Turning to the other side of the aisle, it will not likely come as any great surprise to voters and consumers that newly elected Republican politicians will abandon their promises to privatize so quickly. That, given the track record of the LCB in Pennsylvania, is what politicians do. For Republican politicians like Sen. Corman, quoted in the article as finding it curious that no groundswell for reform has come to his attention, I would say two things. First, most people have been so beaten down by the disingenuous support for the PA LCB over the years that they do not bother to complain any more. They have given up. Special interests protect the LCB. Everyone knows it. It is about political pull and influence, not logic or the welfare of Pennsylvanians. Nothing more, nothing less. Let's not pretend otherwise. Second, many don't complain any more because for them the LCB has long since simply become irrelevant. People work around it. The pretense that lack of complaint about the LCB means satisfaction with it is just that--pretense. New Jersey isn’t far, if you get the point. A system that constantly turns normal citizens into scofflaws is, of course, a total failure. The mere fact that happens regularly proves the system is not working.

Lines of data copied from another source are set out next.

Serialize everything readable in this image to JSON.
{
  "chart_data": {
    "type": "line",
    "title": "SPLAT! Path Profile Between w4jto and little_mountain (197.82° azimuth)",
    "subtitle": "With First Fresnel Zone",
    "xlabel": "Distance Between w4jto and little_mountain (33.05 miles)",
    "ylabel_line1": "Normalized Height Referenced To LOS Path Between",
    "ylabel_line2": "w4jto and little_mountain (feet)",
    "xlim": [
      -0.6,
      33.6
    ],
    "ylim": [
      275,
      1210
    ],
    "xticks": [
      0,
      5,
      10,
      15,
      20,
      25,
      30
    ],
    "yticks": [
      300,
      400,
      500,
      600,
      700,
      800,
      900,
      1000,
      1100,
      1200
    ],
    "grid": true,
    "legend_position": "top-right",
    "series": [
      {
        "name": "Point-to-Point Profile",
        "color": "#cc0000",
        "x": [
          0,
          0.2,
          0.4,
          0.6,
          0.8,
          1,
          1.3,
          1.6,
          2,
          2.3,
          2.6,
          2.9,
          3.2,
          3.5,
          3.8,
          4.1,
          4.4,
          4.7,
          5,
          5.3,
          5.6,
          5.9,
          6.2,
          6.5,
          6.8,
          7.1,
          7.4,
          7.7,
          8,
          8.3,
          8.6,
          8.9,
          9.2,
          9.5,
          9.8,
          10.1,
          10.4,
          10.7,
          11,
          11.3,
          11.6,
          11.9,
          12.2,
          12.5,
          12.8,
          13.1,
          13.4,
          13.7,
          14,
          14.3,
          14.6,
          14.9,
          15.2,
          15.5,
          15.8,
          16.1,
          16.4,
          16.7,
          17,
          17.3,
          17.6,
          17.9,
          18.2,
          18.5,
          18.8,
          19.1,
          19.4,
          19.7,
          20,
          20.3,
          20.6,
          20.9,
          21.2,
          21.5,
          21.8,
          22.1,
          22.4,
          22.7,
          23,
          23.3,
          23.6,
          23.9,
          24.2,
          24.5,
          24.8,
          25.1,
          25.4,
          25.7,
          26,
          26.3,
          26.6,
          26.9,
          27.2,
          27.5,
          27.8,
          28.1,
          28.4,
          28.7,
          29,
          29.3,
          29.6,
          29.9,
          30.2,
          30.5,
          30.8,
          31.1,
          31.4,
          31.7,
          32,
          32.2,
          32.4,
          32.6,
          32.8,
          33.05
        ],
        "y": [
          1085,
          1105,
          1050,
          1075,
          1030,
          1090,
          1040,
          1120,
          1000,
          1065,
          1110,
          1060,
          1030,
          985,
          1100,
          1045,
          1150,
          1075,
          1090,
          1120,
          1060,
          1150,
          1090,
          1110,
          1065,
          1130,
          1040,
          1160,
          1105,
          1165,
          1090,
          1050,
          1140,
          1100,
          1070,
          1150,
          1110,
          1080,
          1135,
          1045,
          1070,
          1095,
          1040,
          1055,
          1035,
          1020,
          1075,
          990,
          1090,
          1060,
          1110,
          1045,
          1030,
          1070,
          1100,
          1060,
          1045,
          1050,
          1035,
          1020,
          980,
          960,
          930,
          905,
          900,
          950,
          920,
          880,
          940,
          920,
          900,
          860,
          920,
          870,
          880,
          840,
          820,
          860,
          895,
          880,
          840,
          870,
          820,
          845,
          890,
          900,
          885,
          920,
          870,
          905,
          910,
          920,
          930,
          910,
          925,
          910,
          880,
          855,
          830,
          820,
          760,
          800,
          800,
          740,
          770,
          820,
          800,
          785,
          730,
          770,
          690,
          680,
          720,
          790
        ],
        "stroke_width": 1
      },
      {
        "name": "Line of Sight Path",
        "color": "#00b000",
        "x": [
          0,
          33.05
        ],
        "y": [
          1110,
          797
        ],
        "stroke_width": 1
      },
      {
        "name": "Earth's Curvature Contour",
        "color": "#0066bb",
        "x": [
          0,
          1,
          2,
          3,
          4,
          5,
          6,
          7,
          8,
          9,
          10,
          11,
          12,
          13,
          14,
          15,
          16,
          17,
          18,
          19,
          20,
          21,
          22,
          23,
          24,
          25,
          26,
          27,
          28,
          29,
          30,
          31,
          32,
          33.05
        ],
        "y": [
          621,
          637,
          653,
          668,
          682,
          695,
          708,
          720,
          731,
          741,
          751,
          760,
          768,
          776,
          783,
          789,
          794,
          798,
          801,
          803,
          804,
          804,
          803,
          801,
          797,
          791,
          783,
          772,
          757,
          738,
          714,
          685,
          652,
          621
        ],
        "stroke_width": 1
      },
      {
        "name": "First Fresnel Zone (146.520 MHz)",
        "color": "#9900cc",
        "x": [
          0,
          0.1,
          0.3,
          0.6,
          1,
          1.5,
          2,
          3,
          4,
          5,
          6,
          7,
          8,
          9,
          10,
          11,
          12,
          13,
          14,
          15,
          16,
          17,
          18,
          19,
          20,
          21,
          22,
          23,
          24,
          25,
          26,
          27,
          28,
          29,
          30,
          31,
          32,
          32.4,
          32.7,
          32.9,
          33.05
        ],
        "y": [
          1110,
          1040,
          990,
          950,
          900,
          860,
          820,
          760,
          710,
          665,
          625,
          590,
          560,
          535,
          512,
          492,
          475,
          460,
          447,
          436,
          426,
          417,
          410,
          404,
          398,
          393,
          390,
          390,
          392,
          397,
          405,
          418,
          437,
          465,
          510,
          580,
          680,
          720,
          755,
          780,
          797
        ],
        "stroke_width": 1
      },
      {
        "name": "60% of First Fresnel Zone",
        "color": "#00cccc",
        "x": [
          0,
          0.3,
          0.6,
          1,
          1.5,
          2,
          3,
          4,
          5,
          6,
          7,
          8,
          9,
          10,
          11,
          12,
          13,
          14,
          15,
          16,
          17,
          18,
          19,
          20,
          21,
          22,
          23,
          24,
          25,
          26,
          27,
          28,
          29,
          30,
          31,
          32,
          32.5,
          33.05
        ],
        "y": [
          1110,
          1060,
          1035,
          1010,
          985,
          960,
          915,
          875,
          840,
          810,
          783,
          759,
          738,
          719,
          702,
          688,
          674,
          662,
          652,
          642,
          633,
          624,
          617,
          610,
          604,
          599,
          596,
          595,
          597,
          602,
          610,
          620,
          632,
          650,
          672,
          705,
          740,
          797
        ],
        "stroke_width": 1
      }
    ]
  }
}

The LCB apparently misses that irony when it complains to the Legislature that more effort is needed to stop "border bleed." Translated, what they mean by that is: "We, the self-proclaimed world-class organization, can't actually compete well with small businesses across the river, so let's arrest normal Pennsylvanians en masse to stop them from shopping in other places." You've got a friend in Pennsylvania! Those people are customers who could be recaptured by an intelligent system, not law enforcement which has never worked. Who knows, maybe New Jersey residents would actually shop here, too. They work here. Stop at a store after work, bring some stuff home. The possibilities are endless.

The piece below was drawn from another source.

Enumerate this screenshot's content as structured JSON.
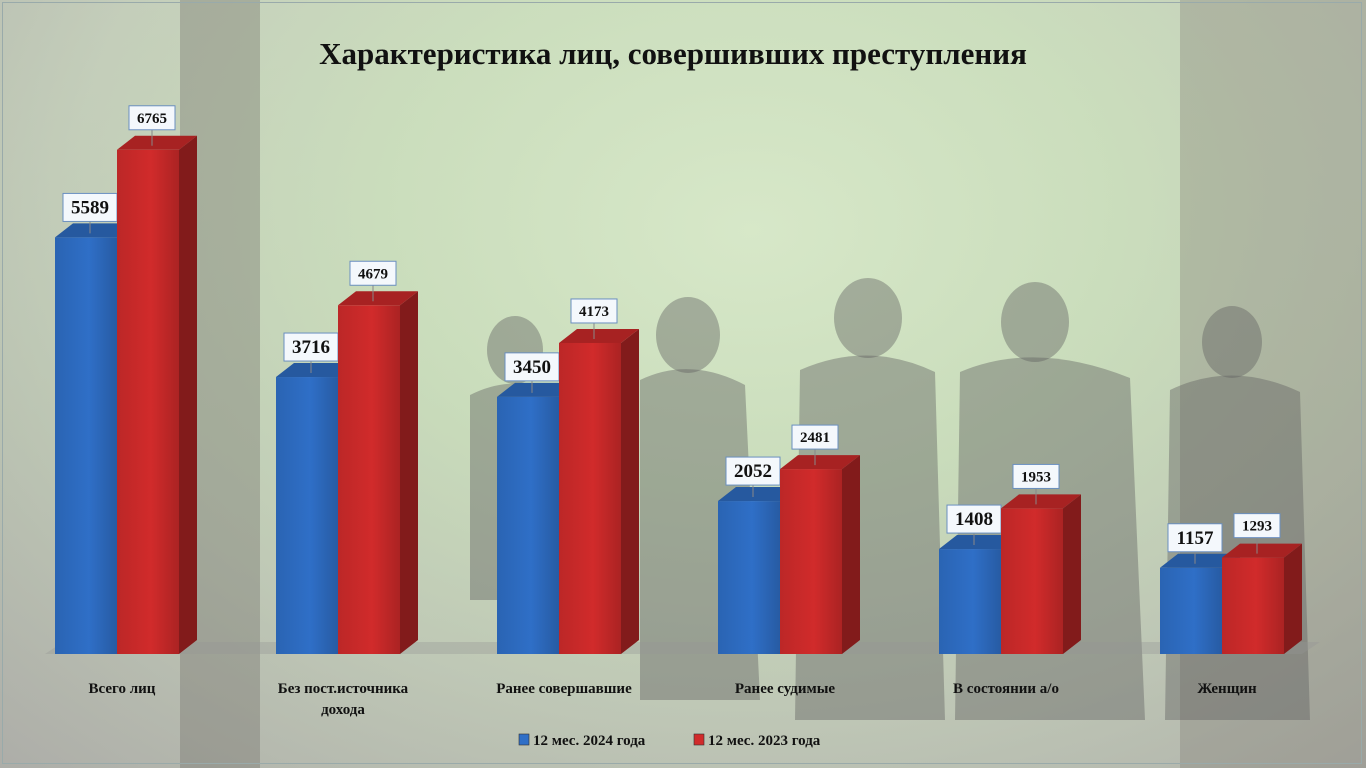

There is no point trying to repair the LCB. It simply should not be a governmental function. The state government is now controlled by Republicans. If Republicans, who of late noisily campaigned on supporting private enterprise, limiting government and eviscerating public unions, can’t get this clear and obvious step done, I imagine their hypocrisies will be all too visible to even their most partisan supporters.
It's time for the LCB to go. This is the time. Let's get it done. No more waffling.